Characteristics of Tcm PKS genes were determined by gene
cloning and sequencing. Analysis of subclones showed that a 1.8 kb
BgeII DNA segment restores Tcm C production when introduced
into a TcmI mutant.
The enzymology of Tcm PKS was investigated and its prospects
for the future are discussed.
R.L.
QUANTITATIVE ANALYSIS FOR MADUROSE AND OTHER SUGARS IN A SMALL
AMOUNT OF ACTINOMYCETE WHOLE CELLS BY GAS-LIQUID CHROMATOGRAPHY
Y.Takahashi, H.Egusa, B.Deng, H.Kiyohara, H.Yamada, Y.Iwai and
S.Omura
The Kitasato Institute, 5-9-1, Shirokane, Minatoku, Tokyo 108,
Japan
Actinomycetologica, 6: 69-78, 1992
A gas-liquid chromatographic (GLC) method for the detection of
small amounts of madurose (3-O-methylgalactose) and of other sugars
of taxonomic interest, present in actinomycete whole cells, is
proposed. Following hydrolysis (1 mg dried cells) with
trifluoroacetic acid, by GLC, using a capillary column, a good
separation of alditol acetates derived from madurose as well as of
other neutral sugars (rhamnose, arabinose, xylose,
3-O-methylmannose, mannose, galactose and glucose) was obtained.

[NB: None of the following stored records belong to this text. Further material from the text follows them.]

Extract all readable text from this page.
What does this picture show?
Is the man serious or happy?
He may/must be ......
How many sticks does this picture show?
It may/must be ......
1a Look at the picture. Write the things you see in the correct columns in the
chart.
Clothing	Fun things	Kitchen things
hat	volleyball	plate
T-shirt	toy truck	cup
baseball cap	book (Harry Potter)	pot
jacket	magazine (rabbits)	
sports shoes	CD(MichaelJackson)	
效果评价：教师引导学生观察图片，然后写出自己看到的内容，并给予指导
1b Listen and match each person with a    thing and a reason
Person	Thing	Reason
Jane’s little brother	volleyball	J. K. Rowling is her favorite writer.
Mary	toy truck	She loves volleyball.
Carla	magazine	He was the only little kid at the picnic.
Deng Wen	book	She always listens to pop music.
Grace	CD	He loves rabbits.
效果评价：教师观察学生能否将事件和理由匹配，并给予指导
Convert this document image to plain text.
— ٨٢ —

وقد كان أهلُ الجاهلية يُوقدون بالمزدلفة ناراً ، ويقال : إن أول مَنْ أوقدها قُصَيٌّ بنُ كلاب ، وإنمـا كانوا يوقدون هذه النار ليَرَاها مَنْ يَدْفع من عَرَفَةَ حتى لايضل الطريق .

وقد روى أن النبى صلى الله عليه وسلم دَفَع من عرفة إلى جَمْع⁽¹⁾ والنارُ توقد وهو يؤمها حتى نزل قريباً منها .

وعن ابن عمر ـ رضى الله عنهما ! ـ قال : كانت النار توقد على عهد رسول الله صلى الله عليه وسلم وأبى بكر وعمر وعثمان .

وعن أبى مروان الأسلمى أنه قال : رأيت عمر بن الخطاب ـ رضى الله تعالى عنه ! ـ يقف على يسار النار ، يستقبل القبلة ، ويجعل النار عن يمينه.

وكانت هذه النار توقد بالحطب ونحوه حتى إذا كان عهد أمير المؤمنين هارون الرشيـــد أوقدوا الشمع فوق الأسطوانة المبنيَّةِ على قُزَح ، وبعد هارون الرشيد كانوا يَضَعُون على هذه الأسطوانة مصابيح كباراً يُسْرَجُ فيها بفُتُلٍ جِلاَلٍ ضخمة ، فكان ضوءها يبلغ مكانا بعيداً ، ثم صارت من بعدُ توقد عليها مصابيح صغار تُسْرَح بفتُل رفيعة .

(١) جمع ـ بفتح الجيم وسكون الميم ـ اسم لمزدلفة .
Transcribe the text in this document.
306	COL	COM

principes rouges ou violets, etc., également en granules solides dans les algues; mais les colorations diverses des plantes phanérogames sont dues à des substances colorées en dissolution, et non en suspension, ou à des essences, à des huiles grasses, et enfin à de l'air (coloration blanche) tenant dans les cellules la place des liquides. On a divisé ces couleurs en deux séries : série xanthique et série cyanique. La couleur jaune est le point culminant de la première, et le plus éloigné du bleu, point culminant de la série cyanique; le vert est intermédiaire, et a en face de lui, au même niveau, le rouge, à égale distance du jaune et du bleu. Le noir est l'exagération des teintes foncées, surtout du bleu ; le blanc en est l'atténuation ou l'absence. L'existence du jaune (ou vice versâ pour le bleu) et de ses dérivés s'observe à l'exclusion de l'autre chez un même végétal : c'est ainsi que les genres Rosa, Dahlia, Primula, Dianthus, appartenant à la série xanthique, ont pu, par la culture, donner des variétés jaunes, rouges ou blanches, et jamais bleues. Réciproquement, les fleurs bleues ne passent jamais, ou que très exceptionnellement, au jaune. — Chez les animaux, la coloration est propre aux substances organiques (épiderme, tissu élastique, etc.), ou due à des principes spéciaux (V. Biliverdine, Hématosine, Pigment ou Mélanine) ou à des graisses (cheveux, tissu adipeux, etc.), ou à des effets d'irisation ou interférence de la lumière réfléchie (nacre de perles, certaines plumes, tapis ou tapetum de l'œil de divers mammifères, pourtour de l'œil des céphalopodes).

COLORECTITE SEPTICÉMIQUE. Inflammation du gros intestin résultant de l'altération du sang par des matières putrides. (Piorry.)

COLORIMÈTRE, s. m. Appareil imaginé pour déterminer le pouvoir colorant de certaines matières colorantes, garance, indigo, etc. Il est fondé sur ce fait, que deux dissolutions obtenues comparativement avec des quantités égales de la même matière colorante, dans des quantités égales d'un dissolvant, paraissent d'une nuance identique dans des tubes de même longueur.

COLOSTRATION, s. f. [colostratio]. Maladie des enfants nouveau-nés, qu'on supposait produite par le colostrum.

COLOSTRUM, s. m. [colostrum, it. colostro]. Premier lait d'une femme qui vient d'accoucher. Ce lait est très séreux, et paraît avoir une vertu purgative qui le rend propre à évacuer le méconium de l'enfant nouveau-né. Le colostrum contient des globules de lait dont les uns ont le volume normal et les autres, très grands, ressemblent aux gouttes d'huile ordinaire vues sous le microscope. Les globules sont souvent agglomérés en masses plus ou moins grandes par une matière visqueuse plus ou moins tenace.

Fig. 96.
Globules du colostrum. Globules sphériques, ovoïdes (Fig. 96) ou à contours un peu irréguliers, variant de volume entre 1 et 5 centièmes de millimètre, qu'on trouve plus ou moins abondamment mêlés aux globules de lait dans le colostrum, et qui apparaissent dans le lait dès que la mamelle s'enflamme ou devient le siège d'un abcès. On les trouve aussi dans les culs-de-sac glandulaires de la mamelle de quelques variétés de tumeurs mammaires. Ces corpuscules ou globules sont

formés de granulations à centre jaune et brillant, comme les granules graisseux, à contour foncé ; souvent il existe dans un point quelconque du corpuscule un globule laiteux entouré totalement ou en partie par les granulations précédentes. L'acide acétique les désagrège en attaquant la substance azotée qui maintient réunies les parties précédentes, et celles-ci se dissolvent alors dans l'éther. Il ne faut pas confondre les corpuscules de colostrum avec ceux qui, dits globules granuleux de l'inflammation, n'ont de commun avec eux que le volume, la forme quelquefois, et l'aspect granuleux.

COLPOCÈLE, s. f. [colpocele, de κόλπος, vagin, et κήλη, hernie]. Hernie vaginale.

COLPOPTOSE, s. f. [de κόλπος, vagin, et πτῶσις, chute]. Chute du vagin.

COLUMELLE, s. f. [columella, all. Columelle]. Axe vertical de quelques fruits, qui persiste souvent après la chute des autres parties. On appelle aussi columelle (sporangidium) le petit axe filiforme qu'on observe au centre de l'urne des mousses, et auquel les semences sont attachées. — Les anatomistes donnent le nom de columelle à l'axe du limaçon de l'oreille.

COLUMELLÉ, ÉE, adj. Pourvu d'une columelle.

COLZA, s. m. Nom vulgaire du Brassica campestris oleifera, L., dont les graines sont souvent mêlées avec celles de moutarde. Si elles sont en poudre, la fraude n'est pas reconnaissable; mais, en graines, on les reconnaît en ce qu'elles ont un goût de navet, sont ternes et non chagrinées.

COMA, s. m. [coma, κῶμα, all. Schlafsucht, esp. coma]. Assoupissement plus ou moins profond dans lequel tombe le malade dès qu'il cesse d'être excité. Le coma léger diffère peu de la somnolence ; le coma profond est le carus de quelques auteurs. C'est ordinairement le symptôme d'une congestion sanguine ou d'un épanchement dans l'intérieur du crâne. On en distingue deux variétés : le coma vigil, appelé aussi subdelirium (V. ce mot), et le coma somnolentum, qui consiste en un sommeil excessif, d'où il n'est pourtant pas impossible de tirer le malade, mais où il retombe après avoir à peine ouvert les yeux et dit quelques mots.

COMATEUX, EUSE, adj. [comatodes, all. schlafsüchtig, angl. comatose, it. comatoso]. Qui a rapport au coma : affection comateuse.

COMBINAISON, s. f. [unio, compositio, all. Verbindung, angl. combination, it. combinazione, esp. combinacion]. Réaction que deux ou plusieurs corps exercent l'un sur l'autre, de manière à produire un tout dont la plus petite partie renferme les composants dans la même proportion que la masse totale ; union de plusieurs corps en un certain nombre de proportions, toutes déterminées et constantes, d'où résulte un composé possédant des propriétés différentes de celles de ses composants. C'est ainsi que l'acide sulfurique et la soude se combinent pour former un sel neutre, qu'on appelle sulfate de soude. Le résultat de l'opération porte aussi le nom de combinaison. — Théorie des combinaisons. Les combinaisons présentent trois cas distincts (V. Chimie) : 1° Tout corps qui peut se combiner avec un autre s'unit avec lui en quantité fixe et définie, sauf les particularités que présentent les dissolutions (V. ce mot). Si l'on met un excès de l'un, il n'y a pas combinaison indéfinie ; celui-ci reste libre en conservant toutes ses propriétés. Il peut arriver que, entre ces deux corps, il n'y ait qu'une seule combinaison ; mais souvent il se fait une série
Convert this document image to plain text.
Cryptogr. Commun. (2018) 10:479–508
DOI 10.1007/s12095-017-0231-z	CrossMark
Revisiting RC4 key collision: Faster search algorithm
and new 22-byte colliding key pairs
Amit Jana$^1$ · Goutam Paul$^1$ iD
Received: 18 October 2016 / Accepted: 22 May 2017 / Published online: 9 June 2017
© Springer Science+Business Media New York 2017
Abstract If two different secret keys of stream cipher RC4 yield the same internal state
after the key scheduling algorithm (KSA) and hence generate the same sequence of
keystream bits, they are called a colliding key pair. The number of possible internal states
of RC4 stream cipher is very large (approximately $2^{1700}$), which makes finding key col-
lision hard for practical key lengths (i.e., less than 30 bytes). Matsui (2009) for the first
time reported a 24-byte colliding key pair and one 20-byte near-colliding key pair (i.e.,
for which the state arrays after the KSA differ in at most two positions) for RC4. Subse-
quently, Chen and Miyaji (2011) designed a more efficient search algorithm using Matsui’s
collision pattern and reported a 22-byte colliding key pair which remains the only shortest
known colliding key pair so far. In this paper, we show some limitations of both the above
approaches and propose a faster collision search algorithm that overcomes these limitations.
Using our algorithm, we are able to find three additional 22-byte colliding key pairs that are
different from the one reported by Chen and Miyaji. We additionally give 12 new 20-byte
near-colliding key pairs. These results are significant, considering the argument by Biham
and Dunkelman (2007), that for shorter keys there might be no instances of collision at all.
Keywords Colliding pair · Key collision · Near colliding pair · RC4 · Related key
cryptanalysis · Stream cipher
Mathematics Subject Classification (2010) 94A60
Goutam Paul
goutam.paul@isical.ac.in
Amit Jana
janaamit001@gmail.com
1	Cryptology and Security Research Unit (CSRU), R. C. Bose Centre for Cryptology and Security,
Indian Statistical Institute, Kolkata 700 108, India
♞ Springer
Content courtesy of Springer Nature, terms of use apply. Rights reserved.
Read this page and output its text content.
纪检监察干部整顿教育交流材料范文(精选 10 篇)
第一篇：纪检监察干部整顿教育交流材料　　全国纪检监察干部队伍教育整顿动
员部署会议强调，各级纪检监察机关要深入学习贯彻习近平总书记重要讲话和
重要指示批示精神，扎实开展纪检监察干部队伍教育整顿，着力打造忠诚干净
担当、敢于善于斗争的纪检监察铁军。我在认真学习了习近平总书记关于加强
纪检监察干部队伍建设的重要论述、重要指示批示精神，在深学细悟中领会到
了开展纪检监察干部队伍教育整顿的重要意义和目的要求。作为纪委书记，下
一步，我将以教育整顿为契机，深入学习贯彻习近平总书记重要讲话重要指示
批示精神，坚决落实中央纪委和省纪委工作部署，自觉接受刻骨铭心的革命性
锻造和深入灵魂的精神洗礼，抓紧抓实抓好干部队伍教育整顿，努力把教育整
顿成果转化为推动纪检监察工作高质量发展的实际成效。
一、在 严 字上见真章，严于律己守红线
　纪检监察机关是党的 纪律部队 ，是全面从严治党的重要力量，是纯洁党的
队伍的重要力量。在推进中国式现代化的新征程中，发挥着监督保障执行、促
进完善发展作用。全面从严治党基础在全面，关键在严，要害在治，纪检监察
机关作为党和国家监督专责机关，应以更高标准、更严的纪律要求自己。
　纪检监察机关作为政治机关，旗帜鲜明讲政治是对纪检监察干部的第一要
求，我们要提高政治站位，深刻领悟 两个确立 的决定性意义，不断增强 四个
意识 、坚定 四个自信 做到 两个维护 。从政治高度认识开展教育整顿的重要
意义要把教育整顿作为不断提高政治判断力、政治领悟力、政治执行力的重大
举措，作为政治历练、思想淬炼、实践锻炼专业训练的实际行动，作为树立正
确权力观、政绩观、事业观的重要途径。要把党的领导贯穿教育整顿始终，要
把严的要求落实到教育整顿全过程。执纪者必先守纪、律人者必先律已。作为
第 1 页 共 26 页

Madurose was detected in cells of Kitasatosporia setae
KM-6054, K.phosalacinea KA-338 and K.griseola
AM-9660, as well as in Actinomadura madurae IFM 78 and
in Streptosporangium roseum JCM-3005, but not in
Streptomyces griseus IF0- 12875 .
Abridged Authors' Abstract, R.L.
TAXONOMIC SIGNIFICANCE OF ARABINOSE IN THE FAMILY
PSEUDONOCARDIACEAE
M.Takeuchi, T.Nishii and A.Yokota
Institute for Fermentation, Osaka, 17-85, Jusohonmachi 2-chome,
Yodogawa-ku, Osaka 532, Japan
Actinomycetologica, 6: 79-90, 1992
Sugar composition of whole cells and cell wall preparations of
the family Pseudonocardiaceae was investigated. Members of
the genera Actinopolyspora, Saccharopolyspora and
Amycolata were confirmed to belong to chemotype IV/A,
species of Pseudonocardia, Amycolatopsis, Saccharomonospora,
Pseudoamycolata, Actinokineospora and Kibdelosporangium
were found to be of type III/A and those of Saccharothrix
of type III/A or III/C. Therefore the description of family
Pseudonocardiaceae, proposed for closely related genera on
the basis of 16S rRNA sequencing studies and considered to include
organisms with wall chemotypes III and IV, should be emended.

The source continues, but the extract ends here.